The Cornerstones of Organizational Relationships:
Consistency, Responsiveness, Competence
Consistency, Responsiveness, Competence
TLDR
• Competence alone is not enough
• People hire and rehire partners who are consistent, responsive and genuinely easy to work with
• Responsiveness, availability, demeanor and competence are treated as equal
• Soft skills are actually essential skills
• These lessons apply far beyond the legal world to almost any professional relationship
• Energy, clarity and the way you present yourself often matter more than technical explanations
• The people who succeed are the ones who make work feel lighter instead of heavier
Over the past almost three years at Thomson Reuters Institute, where my role is legal market researcher, I have spoken with almost three hundred senior legal decision makers at large organizations. This includes general counsels, assistant general counsels, chief legal officers and similar roles at organizations with revenues or operating budgets of fifty million dollars or more. Some of these have been local governments, state governments, municipal governments, nonprofit organizations and a whole range of corporate entities across many industries with revenues into the tens of billions. For confidentiality I cannot name any specific organizations.
These interviews are part of Thomson Reuters ongoing study into the relationship between in house legal counsel and the external law firms they hire. For background, companies hire external law firms to do a significant portion of their legal work. This could mean employment issues, litigation, mergers and acquisitions and everything in between.
It is important to be clear that these are not the views of Thomson Reuters.
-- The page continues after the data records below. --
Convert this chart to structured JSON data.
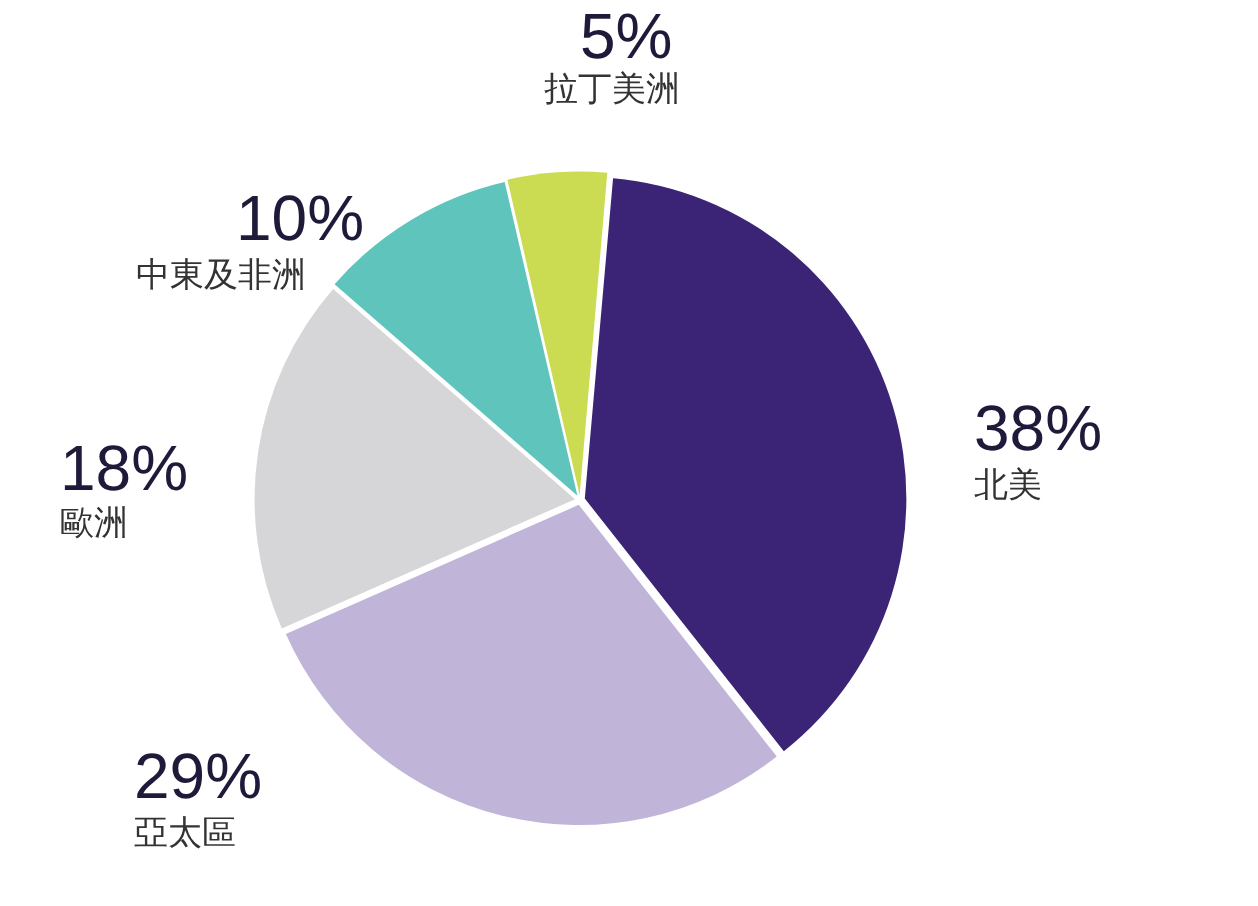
{
  "chart_data": {
    "type": "pie",
    "categories": [
      "北美",
      "亞太區",
      "歐洲",
      "中東及非洲",
      "拉丁美洲"
    ],
    "values": [
      38,
      29,
      18,
      10,
      5
    ],
    "value_labels": [
      "38%",
      "29%",
      "18%",
      "10%",
      "5%"
    ],
    "colors": [
      "#3b2475",
      "#c0b4d9",
      "#d6d6d8",
      "#5ec4bc",
      "#cbdc52"
    ]
  }
}
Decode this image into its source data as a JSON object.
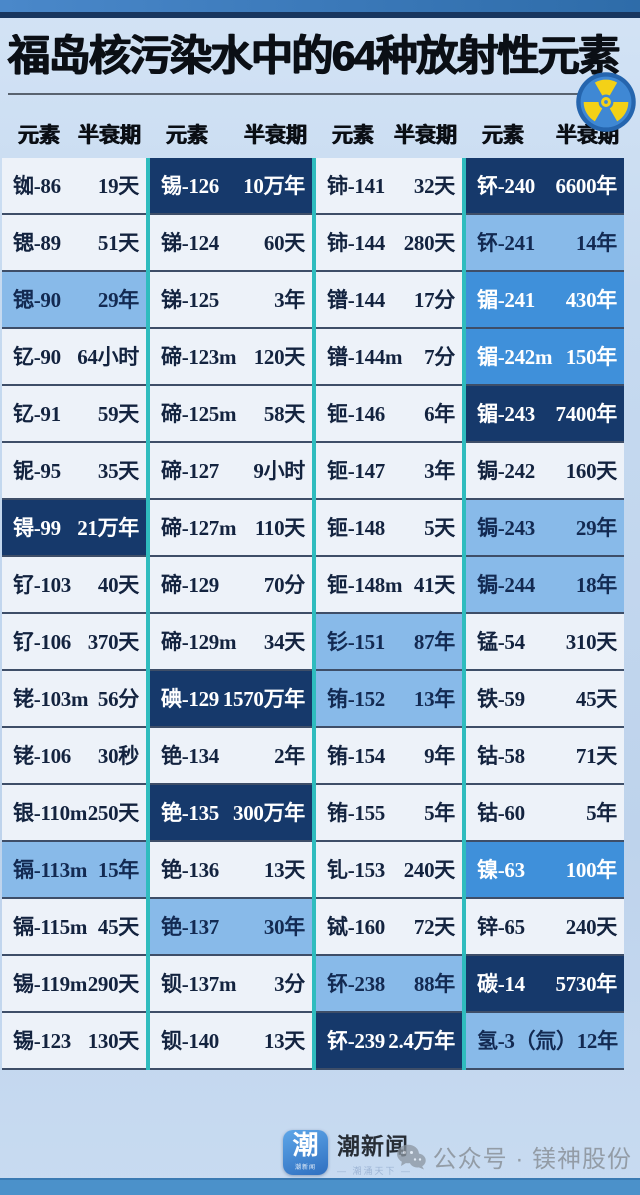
{
  "title": "福岛核污染水中的64种放射性元素",
  "chart_data": {
    "type": "table",
    "title": "福岛核污染水中的64种放射性元素",
    "header": {
      "element": "元素",
      "halflife": "半衰期"
    },
    "columns": [
      {
        "rows": [
          {
            "name": "铷-86",
            "value": "19天",
            "style": "normal"
          },
          {
            "name": "锶-89",
            "value": "51天",
            "style": "normal"
          },
          {
            "name": "锶-90",
            "value": "29年",
            "style": "light"
          },
          {
            "name": "钇-90",
            "value": "64小时",
            "style": "normal"
          },
          {
            "name": "钇-91",
            "value": "59天",
            "style": "normal"
          },
          {
            "name": "铌-95",
            "value": "35天",
            "style": "normal"
          },
          {
            "name": "锝-99",
            "value": "21万年",
            "style": "dark"
          },
          {
            "name": "钌-103",
            "value": "40天",
            "style": "normal"
          },
          {
            "name": "钌-106",
            "value": "370天",
            "style": "normal"
          },
          {
            "name": "铑-103m",
            "value": "56分",
            "style": "normal"
          },
          {
            "name": "铑-106",
            "value": "30秒",
            "style": "normal"
          },
          {
            "name": "银-110m",
            "value": "250天",
            "style": "normal"
          },
          {
            "name": "镉-113m",
            "value": "15年",
            "style": "light"
          },
          {
            "name": "镉-115m",
            "value": "45天",
            "style": "normal"
          },
          {
            "name": "锡-119m",
            "value": "290天",
            "style": "normal"
          },
          {
            "name": "锡-123",
            "value": "130天",
            "style": "normal"
          }
        ]
      },
      {
        "rows": [
          {
            "name": "锡-126",
            "value": "10万年",
            "style": "dark"
          },
          {
            "name": "锑-124",
            "value": "60天",
            "style": "normal"
          },
          {
            "name": "锑-125",
            "value": "3年",
            "style": "normal"
          },
          {
            "name": "碲-123m",
            "value": "120天",
            "style": "normal"
          },
          {
            "name": "碲-125m",
            "value": "58天",
            "style": "normal"
          },
          {
            "name": "碲-127",
            "value": "9小时",
            "style": "normal"
          },
          {
            "name": "碲-127m",
            "value": "110天",
            "style": "normal"
          },
          {
            "name": "碲-129",
            "value": "70分",
            "style": "normal"
          },
          {
            "name": "碲-129m",
            "value": "34天",
            "style": "normal"
          },
          {
            "name": "碘-129",
            "value": "1570万年",
            "style": "dark"
          },
          {
            "name": "铯-134",
            "value": "2年",
            "style": "normal"
          },
          {
            "name": "铯-135",
            "value": "300万年",
            "style": "dark"
          },
          {
            "name": "铯-136",
            "value": "13天",
            "style": "normal"
          },
          {
            "name": "铯-137",
            "value": "30年",
            "style": "light"
          },
          {
            "name": "钡-137m",
            "value": "3分",
            "style": "normal"
          },
          {
            "name": "钡-140",
            "value": "13天",
            "style": "normal"
          }
        ]
      },
      {
        "rows": [
          {
            "name": "铈-141",
            "value": "32天",
            "style": "normal"
          },
          {
            "name": "铈-144",
            "value": "280天",
            "style": "normal"
          },
          {
            "name": "镨-144",
            "value": "17分",
            "style": "normal"
          },
          {
            "name": "镨-144m",
            "value": "7分",
            "style": "normal"
          },
          {
            "name": "钷-146",
            "value": "6年",
            "style": "normal"
          },
          {
            "name": "钷-147",
            "value": "3年",
            "style": "normal"
          },
          {
            "name": "钷-148",
            "value": "5天",
            "style": "normal"
          },
          {
            "name": "钷-148m",
            "value": "41天",
            "style": "normal"
          },
          {
            "name": "钐-151",
            "value": "87年",
            "style": "light"
          },
          {
            "name": "铕-152",
            "value": "13年",
            "style": "light"
          },
          {
            "name": "铕-154",
            "value": "9年",
            "style": "normal"
          },
          {
            "name": "铕-155",
            "value": "5年",
            "style": "normal"
          },
          {
            "name": "钆-153",
            "value": "240天",
            "style": "normal"
          },
          {
            "name": "铽-160",
            "value": "72天",
            "style": "normal"
          },
          {
            "name": "钚-238",
            "value": "88年",
            "style": "light"
          },
          {
            "name": "钚-239",
            "value": "2.4万年",
            "style": "dark"
          }
        ]
      },
      {
        "rows": [
          {
            "name": "钚-240",
            "value": "6600年",
            "style": "dark"
          },
          {
            "name": "钚-241",
            "value": "14年",
            "style": "light"
          },
          {
            "name": "镅-241",
            "value": "430年",
            "style": "medium"
          },
          {
            "name": "镅-242m",
            "value": "150年",
            "style": "medium"
          },
          {
            "name": "镅-243",
            "value": "7400年",
            "style": "dark"
          },
          {
            "name": "锔-242",
            "value": "160天",
            "style": "normal"
          },
          {
            "name": "锔-243",
            "value": "29年",
            "style": "light"
          },
          {
            "name": "锔-244",
            "value": "18年",
            "style": "light"
          },
          {
            "name": "锰-54",
            "value": "310天",
            "style": "normal"
          },
          {
            "name": "铁-59",
            "value": "45天",
            "style": "normal"
          },
          {
            "name": "钴-58",
            "value": "71天",
            "style": "normal"
          },
          {
            "name": "钴-60",
            "value": "5年",
            "style": "normal"
          },
          {
            "name": "镍-63",
            "value": "100年",
            "style": "medium"
          },
          {
            "name": "锌-65",
            "value": "240天",
            "style": "normal"
          },
          {
            "name": "碳-14",
            "value": "5730年",
            "style": "dark"
          },
          {
            "name": "氢-3（氚）",
            "value": "12年",
            "style": "light"
          }
        ]
      }
    ]
  },
  "footer": {
    "logo_char": "潮",
    "logo_sub": "潮新闻",
    "brand": "潮新闻",
    "tagline": "— 潮涌天下 —",
    "watermark": "公众号 · 镁神股份"
  },
  "colors": {
    "cell_normal": "#edf2f9",
    "cell_light": "#88bae9",
    "cell_medium": "#3f90da",
    "cell_dark": "#16396b",
    "column_divider": "#2fbcbe",
    "top_bar": "#3c7dc0",
    "bottom_bar": "#4b91ca",
    "radiation_yellow": "#f3d117",
    "radiation_blue": "#3f88d4"
  }
}
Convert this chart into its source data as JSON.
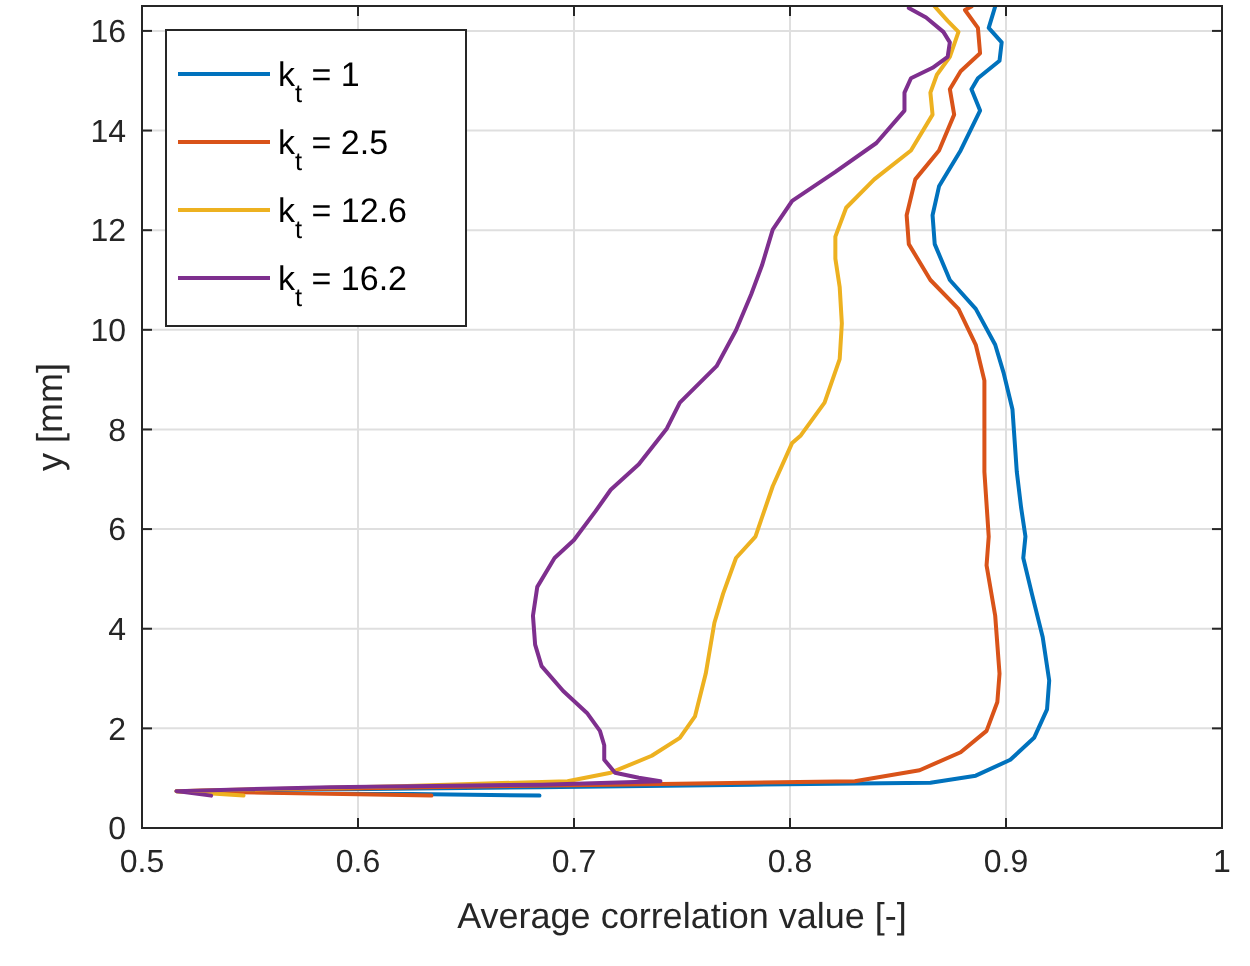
{
  "chart_data": {
    "type": "line",
    "xlabel": "Average correlation value [-]",
    "ylabel": "y [mm]",
    "xlim": [
      0.5,
      1
    ],
    "ylim": [
      0,
      16.5
    ],
    "xticks": [
      0.5,
      0.6,
      0.7,
      0.8,
      0.9,
      1
    ],
    "yticks": [
      0,
      2,
      4,
      6,
      8,
      10,
      12,
      14,
      16
    ],
    "grid": true,
    "legend": "top left",
    "line_style": "solid",
    "marker": "none",
    "series": [
      {
        "name": "k$_{t}$ = 1",
        "color": "#0072bd",
        "x": [
          0.895,
          0.892,
          0.898,
          0.897,
          0.887,
          0.884,
          0.888,
          0.879,
          0.869,
          0.866,
          0.867,
          0.874,
          0.886,
          0.895,
          0.899,
          0.903,
          0.905,
          0.907,
          0.909,
          0.908,
          0.912,
          0.917,
          0.92,
          0.919,
          0.913,
          0.902,
          0.886,
          0.865,
          0.782,
          0.684,
          0.516,
          0.684
        ],
        "values": [
          16.49,
          16.06,
          15.77,
          15.4,
          15.05,
          14.83,
          14.4,
          13.6,
          12.88,
          12.3,
          11.72,
          11.0,
          10.42,
          9.7,
          9.12,
          8.4,
          7.15,
          6.43,
          5.85,
          5.42,
          4.7,
          3.83,
          2.96,
          2.38,
          1.81,
          1.37,
          1.05,
          0.91,
          0.87,
          0.82,
          0.74,
          0.65
        ]
      },
      {
        "name": "k$_{t}$ = 2.5",
        "color": "#d95319",
        "x": [
          0.884,
          0.881,
          0.887,
          0.888,
          0.879,
          0.874,
          0.876,
          0.869,
          0.858,
          0.854,
          0.855,
          0.865,
          0.878,
          0.886,
          0.89,
          0.89,
          0.89,
          0.892,
          0.891,
          0.895,
          0.897,
          0.896,
          0.891,
          0.879,
          0.86,
          0.83,
          0.717,
          0.587,
          0.516,
          0.634
        ],
        "values": [
          16.49,
          16.42,
          16.06,
          15.55,
          15.19,
          14.83,
          14.32,
          13.6,
          13.02,
          12.3,
          11.72,
          11.0,
          10.42,
          9.7,
          8.98,
          7.97,
          7.15,
          5.85,
          5.27,
          4.26,
          3.1,
          2.53,
          1.95,
          1.52,
          1.16,
          0.94,
          0.87,
          0.79,
          0.74,
          0.65
        ]
      },
      {
        "name": "k$_{t}$ = 12.6",
        "color": "#edb120",
        "x": [
          0.867,
          0.873,
          0.878,
          0.874,
          0.868,
          0.865,
          0.866,
          0.856,
          0.839,
          0.826,
          0.821,
          0.821,
          0.823,
          0.824,
          0.823,
          0.816,
          0.805,
          0.801,
          0.792,
          0.784,
          0.775,
          0.769,
          0.765,
          0.761,
          0.756,
          0.749,
          0.736,
          0.717,
          0.697,
          0.619,
          0.516,
          0.547
        ],
        "values": [
          16.49,
          16.2,
          15.98,
          15.48,
          15.12,
          14.76,
          14.32,
          13.6,
          13.02,
          12.45,
          11.87,
          11.43,
          10.86,
          10.13,
          9.41,
          8.54,
          7.88,
          7.73,
          6.86,
          5.85,
          5.42,
          4.7,
          4.12,
          3.1,
          2.24,
          1.81,
          1.45,
          1.11,
          0.94,
          0.84,
          0.74,
          0.65
        ]
      },
      {
        "name": "k$_{t}$ = 16.2",
        "color": "#7e2f8e",
        "x": [
          0.855,
          0.863,
          0.871,
          0.874,
          0.873,
          0.866,
          0.856,
          0.853,
          0.853,
          0.84,
          0.821,
          0.801,
          0.792,
          0.787,
          0.782,
          0.775,
          0.766,
          0.749,
          0.743,
          0.73,
          0.717,
          0.71,
          0.7,
          0.691,
          0.683,
          0.681,
          0.682,
          0.685,
          0.695,
          0.706,
          0.712,
          0.714,
          0.714,
          0.719,
          0.73,
          0.74,
          0.685,
          0.587,
          0.516,
          0.532
        ],
        "values": [
          16.46,
          16.27,
          15.98,
          15.77,
          15.48,
          15.26,
          15.05,
          14.76,
          14.4,
          13.75,
          13.17,
          12.59,
          12.01,
          11.29,
          10.71,
          9.99,
          9.27,
          8.54,
          8.02,
          7.3,
          6.79,
          6.36,
          5.78,
          5.42,
          4.84,
          4.26,
          3.68,
          3.25,
          2.75,
          2.31,
          1.95,
          1.66,
          1.37,
          1.11,
          1.01,
          0.94,
          0.87,
          0.82,
          0.74,
          0.65
        ]
      }
    ]
  }
}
These are my personal reflections after conducting nearly three hundred interviews and my own takeaways. And I genuinely believe that many of the lessons from these conversations apply far beyond the legal world. You can extrapolate these concepts to almost any professional or inter organizational relationship.
The key finding is simple. Competence is extremely important, but if it is not paired with being the kind of person people actually want to work with, you get less work, less respect and fewer opportunities. People look for equal parts competence and what I will call workability. Workability includes responsiveness, availability, a constructive demeanor and the sense that collaborating with you is not draining or confusing. It is being the kind of person who makes the work easier rather than heavier.
One theme comes up almost universally. The feedback centers around responsiveness, meaning getting back to people in a timely manner. Availability. Demeanor. Competence. And all of these are talked about as if they sit on the same level. The people I speak with are the ones making internal hiring decisions about in house counsel, but they are also the people deciding which law firms their multi billion dollar organizations will hire and continue working with. This is not a nice to have. It is essential.
We often label these as soft skills, but we really cannot emphasize enough that soft skills are often just as important as any technical skill or any degree.
I can also add a personal reflection from my own experience starting an AI oriented nonprofit or socially driven startup. At every networking event or every meeting I have had, what people respond to the most is not the technical piece, even though I can explain the technical piece. What people gravitate toward is the message and the way I present it. People rarely ask me how any of it would work in a deep technical sense, even though I have an IT background. Instead, they respond to the clarity, the energy and the sense of purpose in how I talk about it. If I am excited about it, people get excited about it. It may sound simple to say, but it is essential.
All of this leads to a pretty straightforward conclusion. If you want to succeed in most professional environments, you need to be consistent, you need to be responsive and you need genuine regard for the people you are working with. Those three qualities show up again and again in every industry I have touched.
They are the cornerstones of how strong relationships are built, maintained and trusted.